Миша покосился на целую россыпь браслетов — красивые, конечно, вещи… но все не те.
– Мне бы вот хотелось в виде змейки, с алыми такими глазками.
– У-у-у! — Мастер покачал головой. — Не часто я узорочье делаю… А с глазками алыми… м-м-м… не ведаю даже… Да и из наших никто. Может, на боярских усадьбах… да, там могут. У Онциферовичей, Мишиничей… Да, у Мирошкиничей знатные стеклодувы… целая артель, вот они могут с узорочьем, а мне — без надобности.
У Мирошкиничей… Выйдя на улицу, Михаил с досадой сплюнул. Попробуй, к ним проберись! Только подойдешь к усадьбе — кто таков?! К мастерам, браслетики заказать? А не пошел бы ты, паря! А ну-ка, в собаки его, ату, ату!
Ну, хорошо хоть — узнал про Мирошкиничей. Какая вот только от этих знаний польза? Тут думать надобно, думать… Может, через мальчишек как-нибудь? Они ж все-таки бояричи, это Мишу сразу со двора попрут.
Бояричи…
Лежали бояричи в темноте смирно, слушали, лишь иногда шуршали свежим сеном. Сеновал на усадьбе большой, просторный, обхватистый. По углам да по стрехам особые травы висят — от комаров, оводов-слепней да прочей летучей нечисти.
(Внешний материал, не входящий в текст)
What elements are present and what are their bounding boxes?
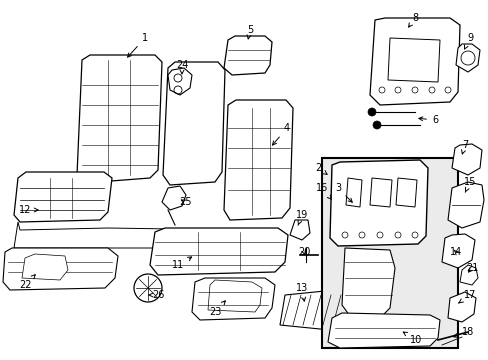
Text: 4: 4 [272, 123, 289, 145]
Polygon shape [14, 172, 112, 222]
Text: 7: 7 [461, 140, 467, 154]
Text: 18: 18 [453, 327, 473, 337]
Polygon shape [341, 248, 394, 318]
Polygon shape [441, 234, 474, 268]
Polygon shape [77, 55, 162, 183]
Polygon shape [369, 18, 459, 105]
Text: 16: 16 [315, 183, 331, 199]
Text: 15: 15 [463, 177, 475, 192]
Polygon shape [455, 44, 479, 72]
Text: 21: 21 [465, 263, 477, 273]
Text: 8: 8 [408, 13, 417, 27]
Polygon shape [451, 144, 481, 175]
Circle shape [372, 121, 380, 129]
Circle shape [367, 108, 375, 116]
Text: 20: 20 [297, 247, 309, 257]
Text: 19: 19 [295, 210, 307, 225]
Polygon shape [224, 100, 292, 220]
Text: 1: 1 [127, 33, 148, 57]
Polygon shape [3, 248, 118, 290]
Polygon shape [329, 160, 427, 246]
Polygon shape [192, 278, 274, 320]
Polygon shape [150, 228, 287, 275]
Circle shape [134, 274, 162, 302]
Polygon shape [14, 222, 238, 248]
Polygon shape [224, 36, 271, 75]
Text: 6: 6 [418, 115, 437, 125]
Text: 11: 11 [171, 257, 191, 270]
Polygon shape [163, 62, 224, 185]
Text: 10: 10 [403, 332, 421, 345]
Text: 12: 12 [19, 205, 38, 215]
Polygon shape [162, 186, 185, 210]
Polygon shape [447, 182, 483, 228]
Text: 26: 26 [148, 290, 164, 300]
Text: 5: 5 [246, 25, 253, 39]
Polygon shape [22, 254, 68, 280]
Polygon shape [280, 290, 347, 330]
Text: 24: 24 [176, 60, 188, 74]
Text: 23: 23 [208, 301, 225, 317]
Text: 14: 14 [449, 247, 461, 257]
Text: 2: 2 [314, 163, 326, 174]
Text: 25: 25 [179, 197, 191, 207]
Text: 3: 3 [334, 183, 351, 202]
Polygon shape [447, 292, 475, 322]
Text: 22: 22 [19, 275, 35, 290]
Polygon shape [327, 313, 439, 348]
Polygon shape [459, 265, 477, 285]
Bar [321, 158, 457, 348]
Text: 17: 17 [458, 290, 475, 303]
Text: 9: 9 [464, 33, 472, 49]
Polygon shape [168, 68, 192, 95]
Text: 13: 13 [295, 283, 307, 301]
Помогает, правда, нет-нет да какой комар и прорвется — эвон, зудит прямо над ухом.
– И вот, с тех пор, ни слуху о нем, ни духу, — закончив очередную страшную рассказку, Михаил с удовольствием отхлебнул хмельного кваску из объемистой глиняной крынки.
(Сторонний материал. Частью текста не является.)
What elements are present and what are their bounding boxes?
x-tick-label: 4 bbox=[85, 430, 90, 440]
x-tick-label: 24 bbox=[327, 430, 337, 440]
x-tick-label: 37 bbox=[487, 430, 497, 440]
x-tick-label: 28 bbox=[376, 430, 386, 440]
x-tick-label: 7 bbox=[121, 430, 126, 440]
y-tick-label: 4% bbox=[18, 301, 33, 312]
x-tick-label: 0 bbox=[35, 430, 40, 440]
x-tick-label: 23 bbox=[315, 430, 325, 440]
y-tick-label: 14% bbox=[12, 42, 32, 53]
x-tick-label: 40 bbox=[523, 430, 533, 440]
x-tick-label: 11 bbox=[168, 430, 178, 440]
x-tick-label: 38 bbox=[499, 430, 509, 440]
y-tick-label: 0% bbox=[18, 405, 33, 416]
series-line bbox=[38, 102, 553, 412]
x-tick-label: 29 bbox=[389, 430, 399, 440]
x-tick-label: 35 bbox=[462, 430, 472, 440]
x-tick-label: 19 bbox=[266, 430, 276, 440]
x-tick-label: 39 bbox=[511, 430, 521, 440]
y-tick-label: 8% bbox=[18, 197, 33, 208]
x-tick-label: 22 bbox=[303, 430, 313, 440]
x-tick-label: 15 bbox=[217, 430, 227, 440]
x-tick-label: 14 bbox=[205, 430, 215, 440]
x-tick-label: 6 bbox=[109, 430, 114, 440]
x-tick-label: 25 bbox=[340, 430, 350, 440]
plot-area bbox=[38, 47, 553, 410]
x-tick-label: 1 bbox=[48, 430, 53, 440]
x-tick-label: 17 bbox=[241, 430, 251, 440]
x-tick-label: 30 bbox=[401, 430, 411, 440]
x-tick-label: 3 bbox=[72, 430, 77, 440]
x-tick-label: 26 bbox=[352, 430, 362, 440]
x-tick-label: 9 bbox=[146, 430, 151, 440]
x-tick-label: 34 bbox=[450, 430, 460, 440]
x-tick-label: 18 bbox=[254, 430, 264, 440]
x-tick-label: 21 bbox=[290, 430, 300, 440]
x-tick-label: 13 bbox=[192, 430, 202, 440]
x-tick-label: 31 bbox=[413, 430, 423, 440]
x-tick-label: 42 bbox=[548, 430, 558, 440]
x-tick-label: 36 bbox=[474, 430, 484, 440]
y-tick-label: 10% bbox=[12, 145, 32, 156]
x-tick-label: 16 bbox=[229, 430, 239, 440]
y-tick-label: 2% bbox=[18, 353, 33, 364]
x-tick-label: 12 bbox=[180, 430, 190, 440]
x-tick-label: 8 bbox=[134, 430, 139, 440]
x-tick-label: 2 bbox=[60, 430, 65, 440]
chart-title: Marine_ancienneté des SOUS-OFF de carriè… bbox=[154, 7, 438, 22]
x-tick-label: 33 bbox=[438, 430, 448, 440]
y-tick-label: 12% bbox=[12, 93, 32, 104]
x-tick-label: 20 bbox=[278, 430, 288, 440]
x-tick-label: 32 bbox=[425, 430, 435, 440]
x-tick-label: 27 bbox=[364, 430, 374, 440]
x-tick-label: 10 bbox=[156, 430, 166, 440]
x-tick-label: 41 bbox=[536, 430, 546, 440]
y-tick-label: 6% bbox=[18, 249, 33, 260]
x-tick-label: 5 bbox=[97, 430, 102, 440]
– А дальше! Дальше-то что было? — принялся допытываться Глеб. — Неужто так и сгинул?
– Сгинул, сгинул, — Миша смачно зевнул. — Безо всякого следу, словно бы растворился. Искали-поискали — не нашли даже косточки.
– Жаль…
– Хм, жаль им… Спите уже, время-то позднее.
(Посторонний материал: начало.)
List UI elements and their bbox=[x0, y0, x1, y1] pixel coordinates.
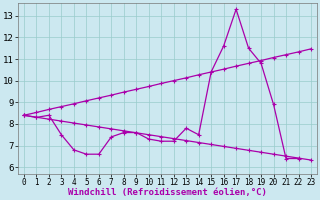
X-axis label: Windchill (Refroidissement éolien,°C): Windchill (Refroidissement éolien,°C) bbox=[68, 188, 267, 197]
– Спать? А я вот тоже хотел рассказать… про пропавших. У Жидического озера, на вымоле двое ребят пропали — небольших, — о том сегодня на торгу говорили. Утонули, верно — водяник на дно утянул. Он, водяник-то, кого хочешь, утащит. Не в первый раз уже…
Рассказчик внезапно замолк — то ли заснул, то ли припоминал что-то.
– Эй, Глебушка, — шепотом позвал Михаил. — Спишь уже, что ли?
– То не Глеб… То я, Борис, рассказывал…
– А… И что там с водяником-то?
– В последнее лето — все больше и больше лютует — страсть! Все на Волхове, особливо — за стенами, за валом, к обители Хутыньской, да к Ладоге ближе… Мнози уже утопли.
– Бывает, тонут.
– Бывает, — согласился Борис. — Токмо не в этаком множестве.
Миша ухмыльнулся:
– А ты откуда знаешь про множество-то?
– А ты, дядько Мисаил, будто не знаешь?! По всем концам болтают.
– Ну, болтать всякое могут.
– Все равно — боязно. Это ж водяник — нечисть, его токмо крестом да молитвой возьмешь… и то — молитвою истовой! Монаси, верно, могут… и владыко… Да, дядько! Мирошкиничей боярышню, Ирину — тоже водяник утащил!